The POHI researchers have developed organoids for canine bladder cancer, a cancer that also occurs in humans. Organoids are 3-D miniature versions of an organ grown in culture, enabling researchers to test various treatments for efficacy and toxicity before ever using the drug in a patient. The lab is working with muscle-invasive bladder cancer, an aggressive subtype that is relatively rare in people but very common in dogs. It is a cancer that has many similarities between dogs and people, and several centers recognize it as a good model of the human disease. However, “using this model is challenging because recruiting enough canine patients for clinical trials takes a long time,” Dr. Allenspach-Jorn said.

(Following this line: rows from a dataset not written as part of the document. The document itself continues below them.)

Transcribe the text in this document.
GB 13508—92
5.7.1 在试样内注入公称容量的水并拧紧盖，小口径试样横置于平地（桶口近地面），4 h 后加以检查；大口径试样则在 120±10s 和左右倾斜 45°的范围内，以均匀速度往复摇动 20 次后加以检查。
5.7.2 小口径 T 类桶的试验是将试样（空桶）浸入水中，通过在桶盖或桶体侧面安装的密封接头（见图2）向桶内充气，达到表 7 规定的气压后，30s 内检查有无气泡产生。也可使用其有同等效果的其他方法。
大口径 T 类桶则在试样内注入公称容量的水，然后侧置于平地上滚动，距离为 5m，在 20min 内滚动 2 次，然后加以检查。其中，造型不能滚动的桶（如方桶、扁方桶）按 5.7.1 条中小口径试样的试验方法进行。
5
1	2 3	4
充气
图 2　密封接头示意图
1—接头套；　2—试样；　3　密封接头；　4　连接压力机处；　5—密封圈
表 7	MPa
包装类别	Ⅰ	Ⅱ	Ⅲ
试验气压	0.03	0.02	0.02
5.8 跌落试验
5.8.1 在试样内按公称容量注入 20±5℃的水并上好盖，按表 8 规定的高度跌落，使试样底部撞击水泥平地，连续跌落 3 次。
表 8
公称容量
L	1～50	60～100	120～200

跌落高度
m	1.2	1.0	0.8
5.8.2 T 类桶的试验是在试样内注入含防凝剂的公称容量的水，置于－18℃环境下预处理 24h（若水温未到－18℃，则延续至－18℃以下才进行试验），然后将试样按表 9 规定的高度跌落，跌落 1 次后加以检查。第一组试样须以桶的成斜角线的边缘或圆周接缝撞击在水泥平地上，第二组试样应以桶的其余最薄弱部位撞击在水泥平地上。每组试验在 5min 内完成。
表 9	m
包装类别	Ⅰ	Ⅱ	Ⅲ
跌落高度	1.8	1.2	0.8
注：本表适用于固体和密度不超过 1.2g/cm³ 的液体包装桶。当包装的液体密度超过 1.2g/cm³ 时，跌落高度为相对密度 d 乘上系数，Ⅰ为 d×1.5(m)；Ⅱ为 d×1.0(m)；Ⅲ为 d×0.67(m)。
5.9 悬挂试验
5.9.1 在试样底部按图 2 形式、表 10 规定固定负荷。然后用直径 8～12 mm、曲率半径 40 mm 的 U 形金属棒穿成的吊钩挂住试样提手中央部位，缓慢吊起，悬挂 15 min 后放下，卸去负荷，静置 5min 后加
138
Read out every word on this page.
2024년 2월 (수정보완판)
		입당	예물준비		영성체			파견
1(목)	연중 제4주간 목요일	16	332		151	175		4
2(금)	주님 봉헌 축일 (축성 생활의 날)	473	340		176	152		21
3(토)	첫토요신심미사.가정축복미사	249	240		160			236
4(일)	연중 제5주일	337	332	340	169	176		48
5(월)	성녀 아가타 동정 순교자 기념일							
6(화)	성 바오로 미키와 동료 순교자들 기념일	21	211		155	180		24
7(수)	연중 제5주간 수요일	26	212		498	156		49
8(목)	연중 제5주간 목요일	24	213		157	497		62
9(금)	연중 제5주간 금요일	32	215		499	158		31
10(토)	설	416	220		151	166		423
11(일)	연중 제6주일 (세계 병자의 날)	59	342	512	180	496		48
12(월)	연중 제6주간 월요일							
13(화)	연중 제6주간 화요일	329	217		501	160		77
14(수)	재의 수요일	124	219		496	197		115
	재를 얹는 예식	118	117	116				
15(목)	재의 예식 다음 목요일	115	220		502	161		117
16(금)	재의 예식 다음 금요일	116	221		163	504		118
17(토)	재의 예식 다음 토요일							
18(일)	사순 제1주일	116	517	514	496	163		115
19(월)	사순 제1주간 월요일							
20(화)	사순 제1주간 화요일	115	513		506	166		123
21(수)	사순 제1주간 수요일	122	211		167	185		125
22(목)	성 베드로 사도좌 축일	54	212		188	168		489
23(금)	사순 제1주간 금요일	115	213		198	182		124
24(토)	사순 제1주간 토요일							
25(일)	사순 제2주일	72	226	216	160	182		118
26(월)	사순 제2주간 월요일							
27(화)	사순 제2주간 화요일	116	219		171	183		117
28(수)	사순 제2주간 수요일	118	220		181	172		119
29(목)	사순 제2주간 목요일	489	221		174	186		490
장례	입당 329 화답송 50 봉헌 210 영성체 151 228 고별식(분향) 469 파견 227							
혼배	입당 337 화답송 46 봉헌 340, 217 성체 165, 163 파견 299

That is where organoids come in. With organoids developed from canine tumor tissues, the efficacy of treatments can be assessed more quickly and taken to human and canine trials faster.

F1

Immunofluorescence image of a basal cell marker cytokeratin-5 displayed in green. Nuclei are marked in blue from a 3D canine bladder cancer organoid. Scale bar is in micrometers.

Citation: American Journal of Veterinary Research 85, 10; 10.2460/ajvr.24.07.0212

In addition, the development and archiving of organoids, done in partnership with the NIH, allows researchers to test drug therapies specific to many different iterations of a single disease. According to Allenspach-Jorn, some of the tumors in human and veterinary medicine are quite different from one patient to the next; thus, having a range of organoids from various patients with the same disease is greatly beneficial in the evaluation of potential treatments.

Precision One Health is stepping away from the “one size fits all” approach of treating tumors with every available therapy. Knowing that a specific treatment will work with a certain type of tumor will allow clinicians to tailor therapy to the individual patient—hence the term precision medicine. Drs. Mochel and Allenspach-Jorn, both veterinarians, revel in the fact that the knowledge gleaned from such studies can be used to help dogs and people.